Falámos em 2021 e tenho a dizer que os anos passam e as coisas continuam iguais. Estamos a passar por um período especialmente difícil para as famílias na medida em que houve uma escalada da inflação e um disparar de juros. Obviamente, as famílias com filhos, não só as numerosas, foram as mais atingidas. Constatámos que não houve medidas adotadas especificamente para estas famílias. Por exemplo, no IRS, toda a variação de rendimento disponível era exatamente a mesma para o mesmo rendimento independentemente daquele rendimento alimentar e vestir uma, duas, três ou quatro pessoas”, começa por dizer Ana Cid Gonçalves, secretária-geral da Associação Portuguesa de Famílias Numerosas (APFN), que conta com 12298 famílias associadas e quase 24 mil sócios ativos.

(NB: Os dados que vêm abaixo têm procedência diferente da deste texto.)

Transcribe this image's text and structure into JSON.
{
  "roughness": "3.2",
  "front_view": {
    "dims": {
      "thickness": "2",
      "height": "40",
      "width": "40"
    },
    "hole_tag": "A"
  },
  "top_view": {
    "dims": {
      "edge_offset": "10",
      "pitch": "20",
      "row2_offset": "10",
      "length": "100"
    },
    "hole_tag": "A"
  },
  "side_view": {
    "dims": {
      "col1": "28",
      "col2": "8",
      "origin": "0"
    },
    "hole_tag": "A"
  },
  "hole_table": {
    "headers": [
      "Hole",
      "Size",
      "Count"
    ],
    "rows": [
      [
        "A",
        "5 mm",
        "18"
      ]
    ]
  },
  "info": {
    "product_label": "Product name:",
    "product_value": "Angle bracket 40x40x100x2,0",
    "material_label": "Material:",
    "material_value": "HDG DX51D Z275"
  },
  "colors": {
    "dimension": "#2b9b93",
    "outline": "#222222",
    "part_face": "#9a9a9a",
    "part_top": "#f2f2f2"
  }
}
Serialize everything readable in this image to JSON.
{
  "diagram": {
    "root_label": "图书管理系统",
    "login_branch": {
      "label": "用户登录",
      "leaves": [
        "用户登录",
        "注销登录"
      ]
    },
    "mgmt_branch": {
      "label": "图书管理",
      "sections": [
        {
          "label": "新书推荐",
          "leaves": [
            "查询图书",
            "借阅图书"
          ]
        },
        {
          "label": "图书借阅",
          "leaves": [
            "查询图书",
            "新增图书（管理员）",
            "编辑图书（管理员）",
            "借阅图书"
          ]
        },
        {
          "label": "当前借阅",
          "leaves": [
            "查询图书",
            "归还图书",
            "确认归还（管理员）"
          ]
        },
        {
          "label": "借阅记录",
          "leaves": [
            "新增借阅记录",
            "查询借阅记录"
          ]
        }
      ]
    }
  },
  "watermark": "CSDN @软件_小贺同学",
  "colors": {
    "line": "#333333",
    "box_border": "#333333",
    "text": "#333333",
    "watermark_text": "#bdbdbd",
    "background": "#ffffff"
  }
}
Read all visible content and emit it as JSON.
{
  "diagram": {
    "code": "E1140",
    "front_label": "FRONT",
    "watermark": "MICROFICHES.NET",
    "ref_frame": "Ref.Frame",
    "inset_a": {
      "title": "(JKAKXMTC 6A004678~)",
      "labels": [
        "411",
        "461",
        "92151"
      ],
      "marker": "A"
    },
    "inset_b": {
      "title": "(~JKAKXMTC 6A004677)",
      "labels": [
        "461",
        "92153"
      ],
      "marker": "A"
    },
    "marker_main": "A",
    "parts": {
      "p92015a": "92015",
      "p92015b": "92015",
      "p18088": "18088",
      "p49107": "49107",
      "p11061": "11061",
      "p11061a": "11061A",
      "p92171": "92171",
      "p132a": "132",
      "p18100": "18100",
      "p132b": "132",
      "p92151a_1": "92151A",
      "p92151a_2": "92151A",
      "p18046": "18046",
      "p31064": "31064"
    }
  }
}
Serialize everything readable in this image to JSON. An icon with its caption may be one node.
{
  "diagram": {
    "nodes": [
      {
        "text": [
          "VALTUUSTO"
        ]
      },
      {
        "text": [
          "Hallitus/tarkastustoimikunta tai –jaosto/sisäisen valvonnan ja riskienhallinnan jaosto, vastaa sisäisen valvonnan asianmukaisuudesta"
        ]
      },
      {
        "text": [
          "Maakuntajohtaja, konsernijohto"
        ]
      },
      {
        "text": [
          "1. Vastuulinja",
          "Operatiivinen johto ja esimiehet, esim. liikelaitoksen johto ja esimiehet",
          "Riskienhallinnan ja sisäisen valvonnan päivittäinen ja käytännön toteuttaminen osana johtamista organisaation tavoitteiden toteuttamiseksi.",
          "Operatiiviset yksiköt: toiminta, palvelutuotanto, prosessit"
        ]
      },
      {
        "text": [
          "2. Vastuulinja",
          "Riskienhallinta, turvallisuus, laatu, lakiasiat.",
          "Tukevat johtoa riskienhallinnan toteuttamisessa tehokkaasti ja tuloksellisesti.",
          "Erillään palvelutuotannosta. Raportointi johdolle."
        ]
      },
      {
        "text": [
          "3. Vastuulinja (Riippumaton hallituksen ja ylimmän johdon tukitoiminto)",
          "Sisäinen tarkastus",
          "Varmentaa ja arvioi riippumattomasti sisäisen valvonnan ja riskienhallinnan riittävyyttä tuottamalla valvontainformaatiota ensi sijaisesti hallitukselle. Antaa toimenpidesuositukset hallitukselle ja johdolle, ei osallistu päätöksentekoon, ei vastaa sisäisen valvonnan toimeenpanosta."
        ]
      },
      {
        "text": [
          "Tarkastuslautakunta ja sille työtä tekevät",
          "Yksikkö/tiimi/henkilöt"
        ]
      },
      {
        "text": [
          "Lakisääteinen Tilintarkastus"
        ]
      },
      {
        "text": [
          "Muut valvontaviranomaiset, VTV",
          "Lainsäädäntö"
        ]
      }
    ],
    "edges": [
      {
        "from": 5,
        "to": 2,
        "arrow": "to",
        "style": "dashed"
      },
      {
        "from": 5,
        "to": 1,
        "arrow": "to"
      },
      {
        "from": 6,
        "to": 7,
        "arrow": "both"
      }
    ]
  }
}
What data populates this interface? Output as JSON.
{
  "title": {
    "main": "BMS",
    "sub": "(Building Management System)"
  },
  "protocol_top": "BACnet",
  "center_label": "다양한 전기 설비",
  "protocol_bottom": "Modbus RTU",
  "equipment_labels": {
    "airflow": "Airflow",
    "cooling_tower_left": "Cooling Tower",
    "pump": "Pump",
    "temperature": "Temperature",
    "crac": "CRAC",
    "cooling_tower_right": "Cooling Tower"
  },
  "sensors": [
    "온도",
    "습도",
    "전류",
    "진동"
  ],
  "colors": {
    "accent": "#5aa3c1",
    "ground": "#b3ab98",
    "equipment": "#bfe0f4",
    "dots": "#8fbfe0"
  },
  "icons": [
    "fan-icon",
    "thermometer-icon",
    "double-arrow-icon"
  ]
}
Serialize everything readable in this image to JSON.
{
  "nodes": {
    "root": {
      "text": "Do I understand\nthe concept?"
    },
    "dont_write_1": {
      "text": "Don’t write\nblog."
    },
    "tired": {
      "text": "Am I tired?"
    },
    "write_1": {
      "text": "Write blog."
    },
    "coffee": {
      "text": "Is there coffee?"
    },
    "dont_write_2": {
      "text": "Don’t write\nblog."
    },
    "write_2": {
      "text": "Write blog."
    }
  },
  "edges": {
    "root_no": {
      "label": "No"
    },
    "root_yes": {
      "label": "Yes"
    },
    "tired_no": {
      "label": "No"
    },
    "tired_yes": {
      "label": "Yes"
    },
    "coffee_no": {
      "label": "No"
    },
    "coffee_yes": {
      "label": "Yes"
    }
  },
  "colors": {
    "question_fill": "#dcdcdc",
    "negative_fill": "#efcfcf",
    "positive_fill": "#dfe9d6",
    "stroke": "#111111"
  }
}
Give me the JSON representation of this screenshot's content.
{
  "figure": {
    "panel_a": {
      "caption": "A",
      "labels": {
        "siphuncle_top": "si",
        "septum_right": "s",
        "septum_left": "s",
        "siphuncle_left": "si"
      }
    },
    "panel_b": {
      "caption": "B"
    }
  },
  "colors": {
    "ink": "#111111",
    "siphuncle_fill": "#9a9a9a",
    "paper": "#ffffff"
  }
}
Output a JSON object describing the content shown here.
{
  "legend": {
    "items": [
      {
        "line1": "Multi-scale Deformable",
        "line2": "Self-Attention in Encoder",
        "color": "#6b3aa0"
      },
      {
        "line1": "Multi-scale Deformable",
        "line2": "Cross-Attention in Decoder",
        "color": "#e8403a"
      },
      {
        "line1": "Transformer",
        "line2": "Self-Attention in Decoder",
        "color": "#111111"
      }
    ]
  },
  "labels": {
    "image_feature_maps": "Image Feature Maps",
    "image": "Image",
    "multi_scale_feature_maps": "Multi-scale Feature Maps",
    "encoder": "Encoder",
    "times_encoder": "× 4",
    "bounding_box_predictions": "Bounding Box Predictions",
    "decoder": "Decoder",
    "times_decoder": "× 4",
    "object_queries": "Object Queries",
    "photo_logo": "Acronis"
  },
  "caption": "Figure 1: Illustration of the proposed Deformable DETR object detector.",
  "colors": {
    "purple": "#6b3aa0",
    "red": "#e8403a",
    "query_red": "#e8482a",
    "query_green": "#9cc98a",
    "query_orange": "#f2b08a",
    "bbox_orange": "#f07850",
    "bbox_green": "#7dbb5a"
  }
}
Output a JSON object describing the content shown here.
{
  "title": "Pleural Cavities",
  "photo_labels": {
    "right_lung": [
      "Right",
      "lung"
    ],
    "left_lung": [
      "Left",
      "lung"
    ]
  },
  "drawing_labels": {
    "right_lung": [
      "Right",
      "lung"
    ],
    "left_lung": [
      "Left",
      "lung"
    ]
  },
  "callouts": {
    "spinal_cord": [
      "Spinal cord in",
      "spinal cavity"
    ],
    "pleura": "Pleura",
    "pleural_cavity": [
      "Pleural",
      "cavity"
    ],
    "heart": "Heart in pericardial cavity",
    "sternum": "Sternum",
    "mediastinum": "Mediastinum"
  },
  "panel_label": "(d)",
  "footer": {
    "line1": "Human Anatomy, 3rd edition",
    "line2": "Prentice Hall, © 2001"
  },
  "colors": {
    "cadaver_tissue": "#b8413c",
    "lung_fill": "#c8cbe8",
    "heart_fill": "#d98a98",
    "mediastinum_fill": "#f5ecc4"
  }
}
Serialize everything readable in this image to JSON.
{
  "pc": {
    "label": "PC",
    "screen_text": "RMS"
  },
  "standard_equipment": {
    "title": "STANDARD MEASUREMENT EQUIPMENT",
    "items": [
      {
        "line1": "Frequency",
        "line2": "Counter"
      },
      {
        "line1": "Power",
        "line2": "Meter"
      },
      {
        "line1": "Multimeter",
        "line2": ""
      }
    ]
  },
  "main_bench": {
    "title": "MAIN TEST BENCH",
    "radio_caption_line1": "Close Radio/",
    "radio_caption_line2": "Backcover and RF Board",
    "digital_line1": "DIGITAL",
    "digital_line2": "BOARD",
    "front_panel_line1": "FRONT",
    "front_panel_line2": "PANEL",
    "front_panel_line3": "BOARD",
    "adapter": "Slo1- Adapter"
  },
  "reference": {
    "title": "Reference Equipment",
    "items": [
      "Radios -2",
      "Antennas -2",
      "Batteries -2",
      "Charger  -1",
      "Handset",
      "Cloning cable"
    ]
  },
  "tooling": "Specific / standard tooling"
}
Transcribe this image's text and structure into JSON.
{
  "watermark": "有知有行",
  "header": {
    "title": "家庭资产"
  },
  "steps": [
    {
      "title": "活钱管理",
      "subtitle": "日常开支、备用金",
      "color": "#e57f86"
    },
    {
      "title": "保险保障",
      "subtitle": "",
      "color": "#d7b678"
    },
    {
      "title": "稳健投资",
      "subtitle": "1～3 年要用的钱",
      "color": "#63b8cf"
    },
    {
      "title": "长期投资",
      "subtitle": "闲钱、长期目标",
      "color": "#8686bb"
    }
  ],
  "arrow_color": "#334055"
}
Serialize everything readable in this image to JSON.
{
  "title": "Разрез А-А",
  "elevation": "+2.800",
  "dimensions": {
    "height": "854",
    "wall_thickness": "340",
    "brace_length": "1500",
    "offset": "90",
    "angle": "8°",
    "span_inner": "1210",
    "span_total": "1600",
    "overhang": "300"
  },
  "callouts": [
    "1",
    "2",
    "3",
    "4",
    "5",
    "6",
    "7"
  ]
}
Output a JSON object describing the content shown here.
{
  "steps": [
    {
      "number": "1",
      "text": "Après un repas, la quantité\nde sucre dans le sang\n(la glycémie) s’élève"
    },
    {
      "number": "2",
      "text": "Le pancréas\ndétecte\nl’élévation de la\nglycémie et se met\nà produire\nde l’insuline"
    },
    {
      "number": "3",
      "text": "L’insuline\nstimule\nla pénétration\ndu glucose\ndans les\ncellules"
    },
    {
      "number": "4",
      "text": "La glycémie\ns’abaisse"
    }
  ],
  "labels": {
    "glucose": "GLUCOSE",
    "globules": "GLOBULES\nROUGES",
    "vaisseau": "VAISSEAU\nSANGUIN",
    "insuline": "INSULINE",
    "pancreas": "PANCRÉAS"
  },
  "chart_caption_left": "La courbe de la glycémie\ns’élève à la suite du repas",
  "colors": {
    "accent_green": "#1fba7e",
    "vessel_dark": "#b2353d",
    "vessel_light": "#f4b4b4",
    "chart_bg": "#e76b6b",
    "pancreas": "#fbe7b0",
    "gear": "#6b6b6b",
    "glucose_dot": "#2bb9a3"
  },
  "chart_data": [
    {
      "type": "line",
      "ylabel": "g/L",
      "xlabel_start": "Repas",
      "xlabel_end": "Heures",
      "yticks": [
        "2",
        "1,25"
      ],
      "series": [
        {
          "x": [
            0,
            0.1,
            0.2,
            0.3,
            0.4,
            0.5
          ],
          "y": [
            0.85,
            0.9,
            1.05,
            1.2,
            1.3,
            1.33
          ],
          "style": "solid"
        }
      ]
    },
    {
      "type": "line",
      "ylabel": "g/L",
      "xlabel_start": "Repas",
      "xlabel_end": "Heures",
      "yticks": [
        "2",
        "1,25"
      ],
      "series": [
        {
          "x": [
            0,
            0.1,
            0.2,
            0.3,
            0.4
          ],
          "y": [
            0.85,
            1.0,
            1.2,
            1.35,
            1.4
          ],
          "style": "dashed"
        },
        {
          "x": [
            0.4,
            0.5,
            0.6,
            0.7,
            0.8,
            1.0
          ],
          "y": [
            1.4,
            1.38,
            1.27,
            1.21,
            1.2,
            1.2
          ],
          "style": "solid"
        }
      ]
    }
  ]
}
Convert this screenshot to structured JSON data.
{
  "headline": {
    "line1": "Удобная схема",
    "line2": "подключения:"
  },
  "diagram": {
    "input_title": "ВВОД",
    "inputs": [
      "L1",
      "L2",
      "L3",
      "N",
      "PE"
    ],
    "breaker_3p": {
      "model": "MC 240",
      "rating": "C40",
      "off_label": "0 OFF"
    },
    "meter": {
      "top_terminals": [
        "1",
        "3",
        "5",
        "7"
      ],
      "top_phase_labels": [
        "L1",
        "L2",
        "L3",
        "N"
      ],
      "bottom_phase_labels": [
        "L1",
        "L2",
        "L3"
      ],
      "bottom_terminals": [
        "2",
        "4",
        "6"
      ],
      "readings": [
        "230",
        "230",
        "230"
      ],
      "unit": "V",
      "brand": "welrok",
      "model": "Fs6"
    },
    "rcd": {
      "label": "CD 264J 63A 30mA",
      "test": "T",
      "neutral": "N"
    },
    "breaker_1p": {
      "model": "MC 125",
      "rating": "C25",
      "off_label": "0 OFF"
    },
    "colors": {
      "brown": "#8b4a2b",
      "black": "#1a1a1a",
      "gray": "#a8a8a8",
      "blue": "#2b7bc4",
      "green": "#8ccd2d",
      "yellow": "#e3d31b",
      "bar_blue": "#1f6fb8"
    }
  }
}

“E nos apoios ao arrendamento era completamente indiferente se era para uma ou mais pessoas, não variava rigorosamente nada, quando é óbvio que uma família maior precisa de uma habitação maior e, naturalmente, tem mais encargos. Estes dois exemplos são elucidativos. Nenhuma medida tem em conta a existência de filhos no agregado familiar. Por isso é que muitas pessoas não querem ter filhos: porque, neste momento, essa decisão é de empobrecimento. A pessoa sabe que as medidas existentes não são equitativas nem justas para suprir os encargos muito elevados. E depois há as questões do tempo: quando há filhos precisamos de recursos económicos, mas também de tempo. Continuamos a ter problemas a esse nível. Saem bastante tarde e não há creches suficientes”, sublinha a dirigente.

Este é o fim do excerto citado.